Département de l'environnement, des transports, de l'énergie et de la communication

Liquidé

Wortlaut

Le Conseil fédéral est prié de répondre aux questions suivantes :

1. Est-il lui aussi d'avis que la règle définie à l'article 35 de la loi sur l'énergie qui concerne la consommation propre devrait être adaptée aux exigences actuelles quant à la quantité d'électricité produite ?

2. Trouve-t-il judicieux d'équiper des constructions, sur toute la surface disponible, d'installations électriques destinées aux bâtiments à énergie positive, qui permettent non seulement de couvrir les besoins individuels, mais également de produire un excédent servant à alimenter des véhicules électriques n'émettant pas de CO2 ?

3. Ne serait-il pas plus facile d'atteindre les objectifs de la Stratégie énergétique 2050 en exploitant désormais des toitures sur toute leur surface, plutôt qu'en recourant aux habituelles installations photovoltaïques de petite taille subventionnées jusqu'ici ?

4. Si la stratégie en matière de bâtiments était adaptée dans le sens d'une utilisation de la surface totale des toitures, malgré le prix nettement inférieur des solutions photovoltaïques, cela induirait-il des surcoûts mis à la charge de la rétribution à prix coûtant du courant injecté (RPC)?

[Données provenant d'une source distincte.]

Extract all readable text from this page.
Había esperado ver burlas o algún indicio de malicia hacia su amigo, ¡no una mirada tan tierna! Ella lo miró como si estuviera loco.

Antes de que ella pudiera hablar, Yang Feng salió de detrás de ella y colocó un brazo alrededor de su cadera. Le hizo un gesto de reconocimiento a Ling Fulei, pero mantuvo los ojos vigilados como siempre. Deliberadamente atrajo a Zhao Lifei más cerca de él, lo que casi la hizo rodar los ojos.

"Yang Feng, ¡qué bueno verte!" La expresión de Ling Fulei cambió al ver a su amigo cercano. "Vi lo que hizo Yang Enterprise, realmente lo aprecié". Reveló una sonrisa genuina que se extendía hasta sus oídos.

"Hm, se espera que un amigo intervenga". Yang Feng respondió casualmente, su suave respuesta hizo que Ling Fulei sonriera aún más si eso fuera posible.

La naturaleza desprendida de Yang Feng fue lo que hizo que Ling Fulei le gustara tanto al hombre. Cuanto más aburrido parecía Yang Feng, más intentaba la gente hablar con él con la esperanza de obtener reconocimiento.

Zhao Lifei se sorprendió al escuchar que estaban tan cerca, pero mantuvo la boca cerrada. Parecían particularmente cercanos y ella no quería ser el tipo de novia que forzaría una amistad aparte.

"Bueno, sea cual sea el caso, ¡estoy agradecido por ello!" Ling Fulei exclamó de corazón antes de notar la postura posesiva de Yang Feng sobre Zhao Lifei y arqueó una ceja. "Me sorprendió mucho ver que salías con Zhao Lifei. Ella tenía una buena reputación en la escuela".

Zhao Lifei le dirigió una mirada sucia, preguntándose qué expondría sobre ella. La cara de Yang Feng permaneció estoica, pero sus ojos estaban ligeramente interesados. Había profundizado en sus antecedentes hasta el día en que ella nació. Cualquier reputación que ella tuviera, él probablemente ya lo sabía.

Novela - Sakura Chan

5. A quels coûts faut-il s'attendre pour la RPC, si l'exploitation des toitures sur toute leur surface devait se généraliser ?

Begründung

L'Office fédéral de l'énergie (OFEN) a créé un excellent instrument : le site "toitsolaire.ch" indique le potentiel des toits des bâtiments en Suisse en matière d'énergie solaire. L'OFEN estime, d'après des critères techniques, à 50 terawattheures par an le potentiel de production d'énergie solaire des toitures (indication fournie par l'OFEN le 26 septembre 2018). Pour atteindre cet important objectif, il faut que l'utilisation de la surface entière des toitures devienne la règle, contrairement à la pratique antérieure, courante aujourd'hui, qui consiste à exploiter partiellement les installations photovoltaïques. Cela revient à dire qu'on n'aurait plus pour but de couvrir ses propres besoins en électricité, mais de produire un excédent, aussi élevé que possible, qui pourrait servir à l'électromobilité, par exemple. Si l'on peut se féliciter du fait que la surface totale des toitures soit utilisée dorénavant pour produire de l'énergie solaire, il faut néanmoins offrir des conditions idéales, dont la rétribution fait également partie.

Stellungnahme des Bundesrates

Il convient de souligner d'emblée que le potentiel nouvellement publié de 50 terawattheures par an en ce qui concerne la production d'énergie provenant d'installations photovoltaïques sur des toitures en Suisse est un potentiel technique sans considération d'efficacité économique. Le message du 4 septembre 2013 relatif à la nouvelle loi sur l'énergie (FF 2013 6771) indiquait le potentiel exploitable à long terme, en tenant compte de l'efficacité économique.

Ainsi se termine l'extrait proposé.